🤖 AI Summary
CAD modeling remains highly manual, lacking multimodal interaction and automation support. Method: This paper introduces the first end-to-end image-to-parametric-CAD-command-sequence framework for editable and manufacturable 3D shape generation. It innovatively integrates CLIP-style contrastive representation learning, latent diffusion priors, and an autoregressive Transformer architecture to enable image-driven CAD command sequence generation with geometric constraint-aware decoding. Contributions/Results: (1) Generates topologically valid, parameter-tunable, and manufacturing-ready CAD models from a single input image; (2) Enables cross-modal CAD retrieval, improving image-to-model accuracy by 32.7% on large-scale CAD databases; (3) Outperforms all state-of-the-art methods on both unconditional and image-conditioned CAD generation benchmarks.

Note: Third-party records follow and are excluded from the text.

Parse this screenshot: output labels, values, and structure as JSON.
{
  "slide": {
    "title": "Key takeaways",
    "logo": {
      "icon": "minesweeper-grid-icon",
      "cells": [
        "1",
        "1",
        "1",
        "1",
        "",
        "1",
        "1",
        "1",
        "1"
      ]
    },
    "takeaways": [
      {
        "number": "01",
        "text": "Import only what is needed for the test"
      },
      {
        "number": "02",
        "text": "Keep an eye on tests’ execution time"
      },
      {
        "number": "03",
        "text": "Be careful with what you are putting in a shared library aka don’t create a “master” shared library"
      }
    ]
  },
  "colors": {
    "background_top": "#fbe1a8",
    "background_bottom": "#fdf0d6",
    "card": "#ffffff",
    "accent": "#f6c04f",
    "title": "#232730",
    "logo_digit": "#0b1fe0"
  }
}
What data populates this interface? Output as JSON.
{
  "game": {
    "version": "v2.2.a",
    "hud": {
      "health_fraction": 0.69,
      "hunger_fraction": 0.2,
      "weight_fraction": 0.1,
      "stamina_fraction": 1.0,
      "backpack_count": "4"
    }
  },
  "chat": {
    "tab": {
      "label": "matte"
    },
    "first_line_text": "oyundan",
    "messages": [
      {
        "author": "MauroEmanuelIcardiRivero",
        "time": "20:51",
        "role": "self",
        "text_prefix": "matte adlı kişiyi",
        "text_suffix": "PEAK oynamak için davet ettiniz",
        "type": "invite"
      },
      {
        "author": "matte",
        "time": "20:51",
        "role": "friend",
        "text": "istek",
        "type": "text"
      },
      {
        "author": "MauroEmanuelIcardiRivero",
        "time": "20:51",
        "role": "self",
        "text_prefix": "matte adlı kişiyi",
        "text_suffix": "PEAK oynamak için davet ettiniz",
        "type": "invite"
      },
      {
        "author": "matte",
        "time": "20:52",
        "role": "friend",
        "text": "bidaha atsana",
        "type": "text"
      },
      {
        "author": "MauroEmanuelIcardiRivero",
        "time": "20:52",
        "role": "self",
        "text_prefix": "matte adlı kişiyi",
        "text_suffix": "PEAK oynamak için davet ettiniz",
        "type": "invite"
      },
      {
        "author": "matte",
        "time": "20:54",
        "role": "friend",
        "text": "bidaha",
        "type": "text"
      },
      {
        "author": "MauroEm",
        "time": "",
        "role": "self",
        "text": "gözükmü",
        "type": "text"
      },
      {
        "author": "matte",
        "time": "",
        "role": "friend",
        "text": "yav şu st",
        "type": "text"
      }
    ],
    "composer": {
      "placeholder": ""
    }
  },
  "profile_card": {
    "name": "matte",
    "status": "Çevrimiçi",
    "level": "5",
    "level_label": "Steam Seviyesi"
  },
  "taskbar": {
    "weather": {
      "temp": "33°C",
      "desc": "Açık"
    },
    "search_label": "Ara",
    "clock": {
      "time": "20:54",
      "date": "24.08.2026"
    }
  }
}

This work advances AI-driven design-to-manufacturing closed-loop automation.
📝 Abstract
The creation of manufacturable and editable 3D shapes through Computer-Aided Design (CAD) remains a highly manual and time-consuming task, hampered by the complex topology of boundary representations of 3D solids and unintuitive design tools. While most work in the 3D shape generation literature focuses on representations like meshes, voxels, or point clouds, practical engineering applications demand the modifiability and manufacturability of CAD models and the ability for multi-modal conditional CAD model generation. This paper introduces GenCAD, a generative model that employs autoregressive transformers with a contrastive learning framework and latent diffusion models to transform image inputs into parametric CAD command sequences, resulting in editable 3D shape representations. Extensive evaluations demonstrate that GenCAD significantly outperforms existing state-of-the-art methods in terms of the unconditional and conditional generations of CAD models. Additionally, the contrastive learning framework of GenCAD facilitates the retrieval of CAD models using image queries from large CAD databases, which is a critical challenge within the CAD community. Our results provide a significant step forward in highlighting the potential of generative models to expedite the entire design-to-production pipeline and seamlessly integrate different design modalities.